سُبْحَانَ اللهِ وَ الْحَمْدُ لِله وَ لَا إِلٰهَ إِلَّا اللهُ وَ اللهُ أَكْبَرُ وَ لَا حَوْلَ وَ لَا قُوَّةَ إِلَّا بِااللَّهِ الْعَلِيِّ الْعَظِيمِ عَدَدَ كُلِّ حَرْفٍ كُتِبَ وَ يُكْتَبُ إِلٰى أَبَدِ الْاٰبِدِينَ وَ دَهْرِ الدَّاهِرِينَ يَا رَبَّ الْعَالَمِينَ
"Sonsuzların sonsuzuna ve ebediyyetlerin ebediliğine kadar yazılmış ve yazılacak her harf sayısınca Allâh'a tesbih olsun, Allâh'a hamdolsun. Allâh'tan başka hiçbir ilâh yoktur. Allâh her şeyden büyüktür ve O çok yüce ve pek büyük Allâh'ın yardımı olmadan hiçbir şeye güç ve kuvvet yoktur. Ey alemlerin Rabbi duâmı kabul eyle!" [Şeyh Ahmed ed-Deyarbî, el-Mücerrebât, sh:92]

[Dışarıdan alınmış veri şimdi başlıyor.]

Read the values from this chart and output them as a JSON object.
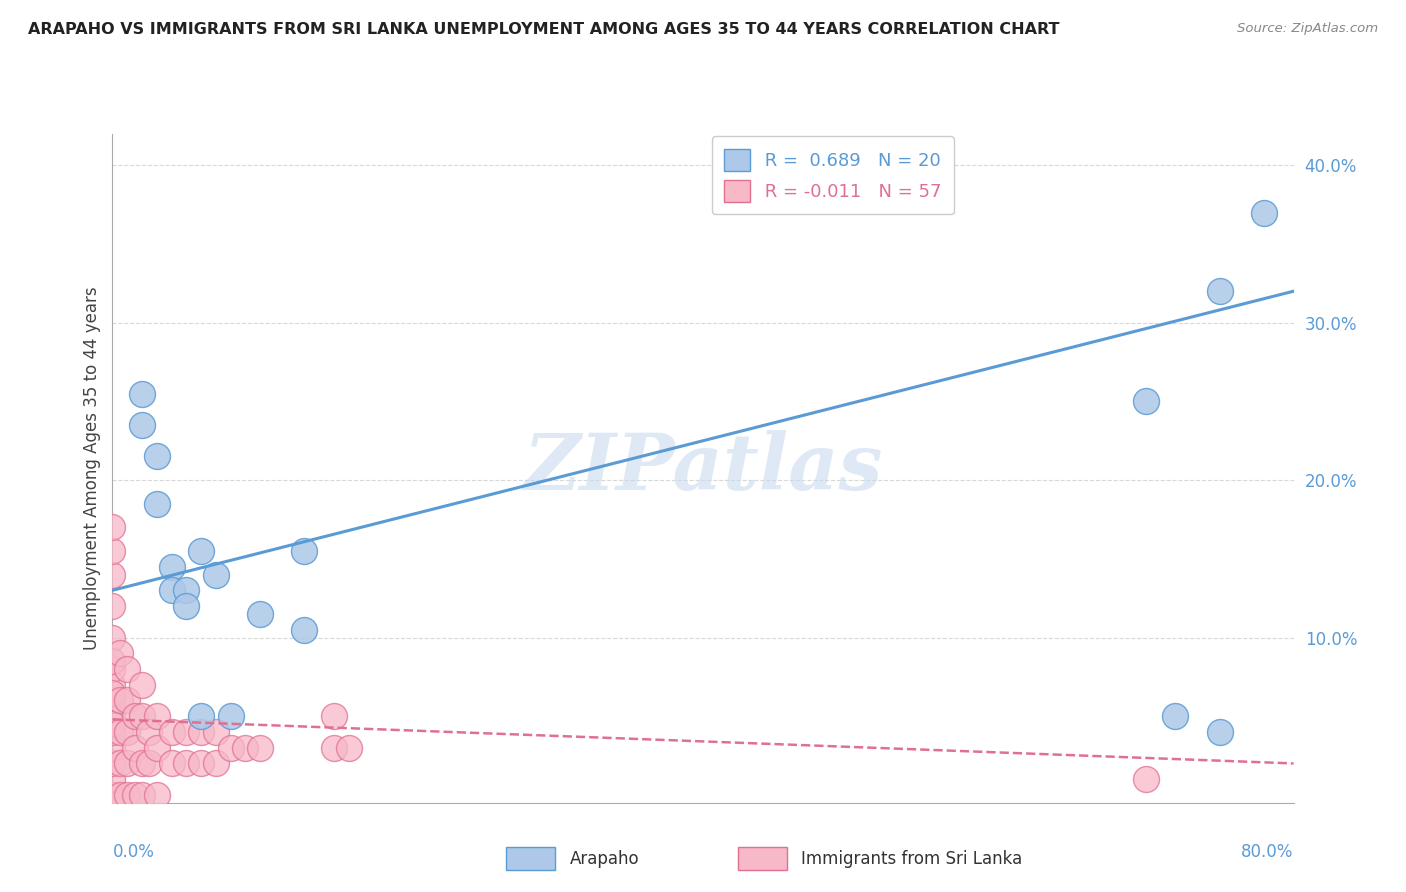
{
  "title": "ARAPAHO VS IMMIGRANTS FROM SRI LANKA UNEMPLOYMENT AMONG AGES 35 TO 44 YEARS CORRELATION CHART",
  "source": "Source: ZipAtlas.com",
  "ylabel": "Unemployment Among Ages 35 to 44 years",
  "xlim": [
    0,
    0.8
  ],
  "ylim": [
    -0.005,
    0.42
  ],
  "yticks": [
    0.1,
    0.2,
    0.3,
    0.4
  ],
  "ytick_labels": [
    "10.0%",
    "20.0%",
    "30.0%",
    "40.0%"
  ],
  "arapaho_R": 0.689,
  "arapaho_N": 20,
  "srilanka_R": -0.011,
  "srilanka_N": 57,
  "arapaho_color": "#adc8e8",
  "arapaho_line_color": "#5b9bd5",
  "arapaho_edge_color": "#5b9bd5",
  "srilanka_color": "#f7b8c8",
  "srilanka_line_color": "#e07090",
  "srilanka_edge_color": "#e07090",
  "watermark": "ZIPatlas",
  "arapaho_scatter_x": [
    0.02,
    0.02,
    0.03,
    0.03,
    0.04,
    0.04,
    0.05,
    0.05,
    0.06,
    0.07,
    0.1,
    0.13,
    0.13,
    0.08,
    0.06,
    0.7,
    0.72,
    0.75,
    0.75,
    0.78
  ],
  "arapaho_scatter_y": [
    0.255,
    0.235,
    0.215,
    0.185,
    0.145,
    0.13,
    0.13,
    0.12,
    0.155,
    0.14,
    0.115,
    0.155,
    0.105,
    0.05,
    0.05,
    0.25,
    0.05,
    0.04,
    0.32,
    0.37
  ],
  "srilanka_scatter_x": [
    0.0,
    0.0,
    0.0,
    0.0,
    0.0,
    0.0,
    0.0,
    0.0,
    0.0,
    0.0,
    0.0,
    0.0,
    0.0,
    0.0,
    0.0,
    0.0,
    0.0,
    0.0,
    0.0,
    0.0,
    0.005,
    0.005,
    0.005,
    0.005,
    0.005,
    0.01,
    0.01,
    0.01,
    0.01,
    0.01,
    0.015,
    0.015,
    0.015,
    0.02,
    0.02,
    0.02,
    0.02,
    0.025,
    0.025,
    0.03,
    0.03,
    0.03,
    0.04,
    0.04,
    0.05,
    0.05,
    0.06,
    0.06,
    0.07,
    0.07,
    0.08,
    0.09,
    0.1,
    0.15,
    0.15,
    0.16,
    0.7
  ],
  "srilanka_scatter_y": [
    0.0,
    0.0,
    0.0,
    0.0,
    0.01,
    0.02,
    0.03,
    0.04,
    0.05,
    0.06,
    0.07,
    0.08,
    0.1,
    0.12,
    0.14,
    0.155,
    0.17,
    0.065,
    0.085,
    0.045,
    0.0,
    0.02,
    0.04,
    0.06,
    0.09,
    0.0,
    0.02,
    0.04,
    0.06,
    0.08,
    0.0,
    0.03,
    0.05,
    0.0,
    0.02,
    0.05,
    0.07,
    0.02,
    0.04,
    0.0,
    0.03,
    0.05,
    0.02,
    0.04,
    0.02,
    0.04,
    0.02,
    0.04,
    0.02,
    0.04,
    0.03,
    0.03,
    0.03,
    0.03,
    0.05,
    0.03,
    0.01
  ],
  "arapaho_line_x0": 0.0,
  "arapaho_line_y0": 0.13,
  "arapaho_line_x1": 0.8,
  "arapaho_line_y1": 0.32,
  "srilanka_line_x0": 0.0,
  "srilanka_line_y0": 0.048,
  "srilanka_line_x1": 0.8,
  "srilanka_line_y1": 0.02,
  "background_color": "#ffffff",
  "grid_color": "#d8d8d8"
}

6. Bazı ulemâdan nakledildiğine göre öğrenilen bir şeyi hiçbir zaman unutmamak için şu duâ okunmalıdır: "Allâhümmefteh 'aleyye fütûha'l-'ârifîne bi hikmetike venşür 'aleyye rahmeteke ve zekkirnî mâ nesîtü yâ Ze'l-celâli ve'l-ikrâm"

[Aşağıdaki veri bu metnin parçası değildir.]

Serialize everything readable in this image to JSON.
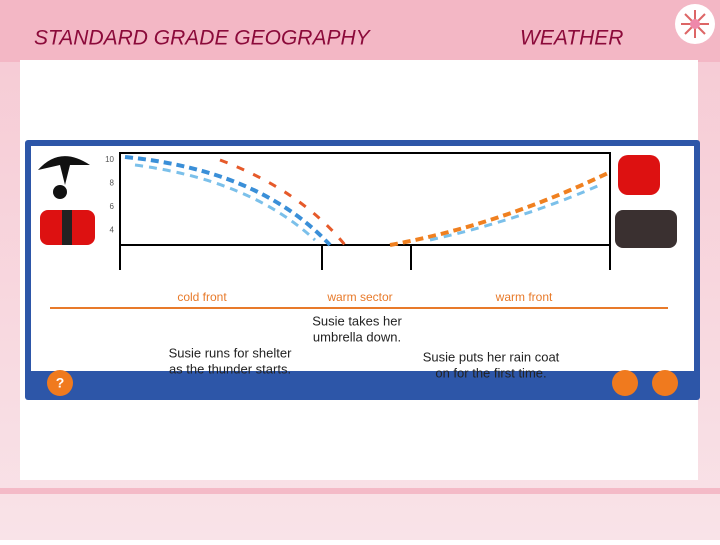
{
  "header": {
    "title": "STANDARD GRADE  GEOGRAPHY",
    "topic": "WEATHER"
  },
  "diagram": {
    "y_axis_labels": [
      "10",
      "8",
      "6",
      "4"
    ],
    "zones": [
      "cold front",
      "warm sector",
      "warm front"
    ],
    "captions": [
      {
        "lines": [
          "Susie takes her",
          "umbrella down."
        ]
      },
      {
        "lines": [
          "Susie runs for shelter",
          "as the thunder starts."
        ]
      },
      {
        "lines": [
          "Susie puts her rain coat",
          "on for the first time."
        ]
      }
    ]
  }
}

اَللّٰهُمَّ افْتَحْ عَلَيَّ فُتُوحَ الْعَارِفِينَ بِحِكْمَتِكَ وَانْشُرْ عَلَيَّ رَحْمَتَكَ وَذَكِّرْنِي مَا نَسِيْتُ يَا ذَا الْجَلَالِ وَ الْإِكْرَامِ
"Ey Allâh! Seni bilen ariflerin zeka, idrak ve anlayış hususundaki fetihlerini hikmetinle bana aç. Bu hususta üzerime rahmetini saç ve unuttuğum şeyi bana hatırlat. Ey celâl ve ikrâm sahibi olan Allâh'ım duâmı kabul eyle!" [Şeyh Ahmed ed-Deyarbî, el-Mücerrebât, sh:92]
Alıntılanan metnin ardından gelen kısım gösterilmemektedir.